The 2011 Assembly elections are a major turning point in the political history of Tamil Nadu for at least four reasons.
Tamil Nadu is best known as the hotbed of the Dravidian movement, the non-Hindi, anti-Congress movement in Tamil Nadu that started in 1925 fighting issues like untouchability. The DMK, a part of that movement, took to the political platform to achieve its aims. But in time, it got sucked up in the web of cutthroat politics, dropping its agenda one by one. Also, the early leaders of the movement are long gone, leaving behind a lone General in the form of ‘Kalaignar’ Karunanidhi.
‘Kalaignar’, a prolific writer and a fighter with enormous staying power, is getting old. He is 86 and wheelchair-bound. It is an open secret that the government is run by his son, M.K. Stalin (born the same week as Russian leader Joseph Stalin died). Karunanidhi may not be able to ignore old age much longer. In the next elections in 2016, he would be 91, and too old for the bloody games of politics he once reveled in.

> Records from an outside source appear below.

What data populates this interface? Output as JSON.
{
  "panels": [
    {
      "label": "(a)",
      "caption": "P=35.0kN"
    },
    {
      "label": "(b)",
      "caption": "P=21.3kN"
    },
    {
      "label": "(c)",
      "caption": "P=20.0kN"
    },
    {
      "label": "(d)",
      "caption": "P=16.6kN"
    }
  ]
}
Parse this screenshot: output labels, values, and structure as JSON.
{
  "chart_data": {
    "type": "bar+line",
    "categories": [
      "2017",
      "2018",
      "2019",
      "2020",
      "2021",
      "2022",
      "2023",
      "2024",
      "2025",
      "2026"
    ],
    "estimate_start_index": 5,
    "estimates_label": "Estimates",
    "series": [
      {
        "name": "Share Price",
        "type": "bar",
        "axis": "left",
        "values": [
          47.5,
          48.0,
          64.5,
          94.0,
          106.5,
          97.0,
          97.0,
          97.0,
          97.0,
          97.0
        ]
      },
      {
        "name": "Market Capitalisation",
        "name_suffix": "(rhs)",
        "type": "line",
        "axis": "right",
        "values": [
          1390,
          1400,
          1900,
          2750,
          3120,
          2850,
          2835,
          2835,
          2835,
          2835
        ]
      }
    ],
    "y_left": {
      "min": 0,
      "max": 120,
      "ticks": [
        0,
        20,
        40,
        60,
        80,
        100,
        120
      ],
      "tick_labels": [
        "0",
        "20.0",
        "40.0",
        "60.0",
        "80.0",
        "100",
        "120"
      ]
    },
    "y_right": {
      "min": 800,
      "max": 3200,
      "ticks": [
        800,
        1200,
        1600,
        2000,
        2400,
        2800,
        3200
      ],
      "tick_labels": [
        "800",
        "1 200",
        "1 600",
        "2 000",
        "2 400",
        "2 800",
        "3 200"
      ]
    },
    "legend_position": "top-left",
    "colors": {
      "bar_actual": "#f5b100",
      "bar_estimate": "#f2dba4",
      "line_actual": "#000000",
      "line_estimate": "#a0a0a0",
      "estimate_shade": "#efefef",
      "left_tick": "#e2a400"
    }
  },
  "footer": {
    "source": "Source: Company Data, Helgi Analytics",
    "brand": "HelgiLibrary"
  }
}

So, the current elections may well be the last for the classical Dravidian movement. A number of parties have prefixed ‘Dravida’ to their name but there is no one in those parties who can claim that legacy. Cinema is the only political ideology now in the state, ruled by film icons for the past 42 years.
The polls will also mark a generational change in Tamil Nadu politics after 22 years. It was in 1989 that Jayalalithaa led a faction of the AIADMK for the first time into the polls. Karunanidhi, who had fought against the likes of Kamaraj, Rajaji and MGR, is still reeling under the impact of her charisma.

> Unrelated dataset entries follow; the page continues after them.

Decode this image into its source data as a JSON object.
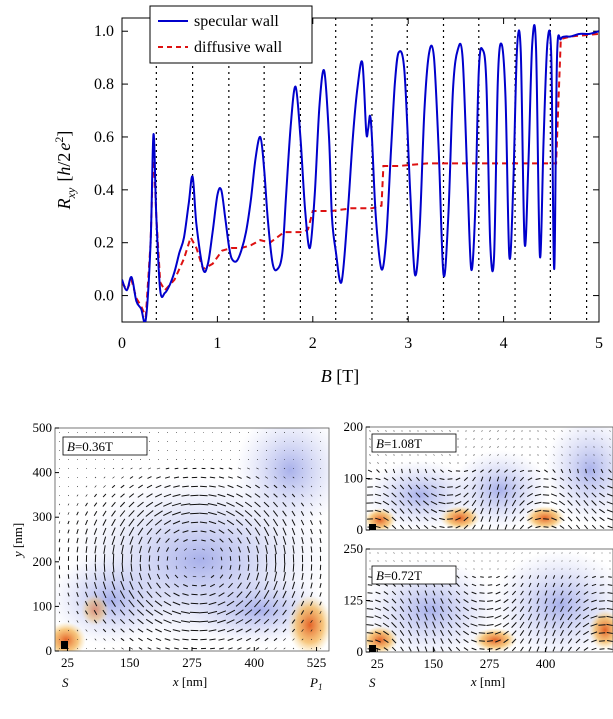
{
  "chart_data": [
    {
      "type": "line",
      "xlabel_var": "B",
      "xlabel_unit": "[T]",
      "ylabel_var": "R",
      "ylabel_sub": "xy",
      "ylabel_unit_open": "[",
      "ylabel_unit_h": "h",
      "ylabel_unit_slash": "/",
      "ylabel_unit_2": "2",
      "ylabel_unit_e": "e",
      "ylabel_unit_exp": "2",
      "ylabel_unit_close": "]",
      "xlim": [
        0,
        5
      ],
      "ylim": [
        -0.1,
        1.05
      ],
      "x_ticks": [
        "0",
        "1",
        "2",
        "3",
        "4",
        "5"
      ],
      "y_ticks": [
        "0.0",
        "0.2",
        "0.4",
        "0.6",
        "0.8",
        "1.0"
      ],
      "legend_position": "top-left",
      "vertical_lines_B": [
        0.36,
        0.74,
        1.12,
        1.49,
        1.87,
        2.24,
        2.62,
        2.99,
        3.37,
        3.74,
        4.12,
        4.49,
        4.87
      ],
      "series": [
        {
          "name": "specular wall",
          "color": "#0000cc",
          "style": "solid",
          "x": [
            0.0,
            0.05,
            0.1,
            0.15,
            0.2,
            0.25,
            0.3,
            0.33,
            0.36,
            0.4,
            0.45,
            0.5,
            0.55,
            0.6,
            0.65,
            0.7,
            0.74,
            0.78,
            0.85,
            0.9,
            0.95,
            1.0,
            1.04,
            1.08,
            1.12,
            1.15,
            1.2,
            1.25,
            1.3,
            1.35,
            1.4,
            1.45,
            1.49,
            1.53,
            1.58,
            1.63,
            1.68,
            1.72,
            1.77,
            1.82,
            1.87,
            1.92,
            1.97,
            2.02,
            2.07,
            2.12,
            2.17,
            2.2,
            2.24,
            2.3,
            2.36,
            2.42,
            2.47,
            2.52,
            2.56,
            2.58,
            2.6,
            2.62,
            2.66,
            2.72,
            2.77,
            2.82,
            2.86,
            2.9,
            2.96,
            3.02,
            3.07,
            3.12,
            3.17,
            3.22,
            3.27,
            3.32,
            3.37,
            3.42,
            3.47,
            3.52,
            3.57,
            3.62,
            3.66,
            3.7,
            3.74,
            3.78,
            3.82,
            3.86,
            3.9,
            3.94,
            3.98,
            4.02,
            4.06,
            4.1,
            4.14,
            4.18,
            4.22,
            4.26,
            4.3,
            4.34,
            4.38,
            4.42,
            4.46,
            4.5,
            4.53,
            4.56,
            4.6,
            4.65,
            4.7,
            4.8,
            4.9,
            5.0
          ],
          "y": [
            0.06,
            0.02,
            0.07,
            -0.02,
            -0.05,
            -0.09,
            0.2,
            0.61,
            0.3,
            0.02,
            0.01,
            0.04,
            0.09,
            0.16,
            0.22,
            0.35,
            0.45,
            0.27,
            0.1,
            0.12,
            0.24,
            0.38,
            0.4,
            0.3,
            0.19,
            0.14,
            0.13,
            0.17,
            0.24,
            0.36,
            0.52,
            0.6,
            0.48,
            0.28,
            0.12,
            0.1,
            0.16,
            0.38,
            0.65,
            0.79,
            0.6,
            0.32,
            0.18,
            0.38,
            0.72,
            0.85,
            0.6,
            0.3,
            0.17,
            0.05,
            0.28,
            0.6,
            0.79,
            0.88,
            0.62,
            0.63,
            0.68,
            0.6,
            0.3,
            0.1,
            0.22,
            0.55,
            0.8,
            0.92,
            0.85,
            0.4,
            0.08,
            0.25,
            0.7,
            0.92,
            0.9,
            0.55,
            0.08,
            0.3,
            0.78,
            0.93,
            0.9,
            0.45,
            0.1,
            0.3,
            0.85,
            0.93,
            0.8,
            0.2,
            0.15,
            0.82,
            0.95,
            0.75,
            0.15,
            0.4,
            0.93,
            0.92,
            0.2,
            0.5,
            0.95,
            0.94,
            0.15,
            0.6,
            0.96,
            0.9,
            0.1,
            0.9,
            0.97,
            0.98,
            0.98,
            0.99,
            0.99,
            1.0
          ]
        },
        {
          "name": "diffusive wall",
          "color": "#dd1111",
          "style": "dashed",
          "x": [
            0.0,
            0.05,
            0.1,
            0.15,
            0.2,
            0.25,
            0.3,
            0.33,
            0.36,
            0.4,
            0.45,
            0.55,
            0.65,
            0.72,
            0.78,
            0.85,
            0.95,
            1.05,
            1.15,
            1.25,
            1.35,
            1.45,
            1.55,
            1.7,
            1.8,
            1.9,
            1.95,
            2.0,
            2.2,
            2.4,
            2.62,
            2.72,
            2.74,
            2.9,
            3.2,
            3.6,
            4.0,
            4.4,
            4.55,
            4.6,
            4.7,
            5.0
          ],
          "y": [
            0.05,
            0.02,
            0.06,
            -0.01,
            -0.04,
            -0.08,
            0.2,
            0.57,
            0.3,
            0.05,
            0.02,
            0.06,
            0.14,
            0.22,
            0.18,
            0.1,
            0.12,
            0.17,
            0.18,
            0.18,
            0.19,
            0.21,
            0.2,
            0.24,
            0.24,
            0.24,
            0.25,
            0.32,
            0.32,
            0.33,
            0.33,
            0.34,
            0.49,
            0.49,
            0.5,
            0.5,
            0.5,
            0.5,
            0.5,
            0.97,
            0.98,
            0.99
          ]
        }
      ]
    },
    {
      "type": "heatmap",
      "label_prefix": "B",
      "label_value": "=0.36T",
      "xlabel_var": "x",
      "xlabel_unit": "[nm]",
      "ylabel_var": "y",
      "ylabel_unit": "[nm]",
      "xlim": [
        0,
        550
      ],
      "ylim": [
        0,
        500
      ],
      "x_ticks": [
        "25",
        "150",
        "275",
        "400",
        "525"
      ],
      "y_ticks": [
        "0",
        "100",
        "200",
        "300",
        "400",
        "500"
      ],
      "source_label": "S",
      "probe_label": "P",
      "probe_sub": "1"
    },
    {
      "type": "heatmap",
      "label_prefix": "B",
      "label_value": "=1.08T",
      "xlim": [
        0,
        550
      ],
      "ylim": [
        0,
        200
      ],
      "y_ticks": [
        "0",
        "100",
        "200"
      ]
    },
    {
      "type": "heatmap",
      "label_prefix": "B",
      "label_value": "=0.72T",
      "xlabel_var": "x",
      "xlabel_unit": "[nm]",
      "xlim": [
        0,
        550
      ],
      "ylim": [
        0,
        250
      ],
      "x_ticks": [
        "25",
        "150",
        "275",
        "400"
      ],
      "y_ticks": [
        "0",
        "125",
        "250"
      ],
      "source_label": "S"
    }
  ]
}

Today, his own sons — Stalin and M.K. Azhagiri — are ready to replace him. The Congress party is increasingly leaning towards new leaders like G.K. Vasan and Karthi Chidambaram. Actor Vijaykanth has become a force to reckon with. These are the people that Jayalalithaa will henceforth worry about, not the old warhorse.
With so many leaders, votes are getting fragmented. The state’s vote bank first moved beyond the three giants—DMK, AIADMK and the Congress—in 1991 when PMK fought on a casteist agenda. More parties cropped up after that. All of them had to align with either DMK or AIADMK to survive, but that also meant the two giants had to part with more constituencies.
This time, the DMK is contesting in only 121 seats, just three more than the half-way mark. The AIADMK, too, has a number of smaller parties in its alliance and has been locked in a battle of nerves with them over seat-sharing. In other words, the two major parties will have to consider alliance partners in power equations. This could well be the dawn of coalition era in the state.
The fourth factor that makes this Assembly election so interesting to watch is the shrewd way in which the Congress Party is trying to reinvent itself in Tamil Nadu. It is fully exploiting the misfortune of DMK, forcing it to give away 63 seats, 15 more than the 2006 elections, and has cornered some juicy constituencies. Over the years, the vote share of Congress has fallen from 20 percent to just 8 percent. This is its best chance to reverse the trend.
Should the alliance scrape through, the Congress will dictate to DMK on government formation. But for now, the biggest worry for both parties is to get their hostile cadres to work together and put up a bloody good fight.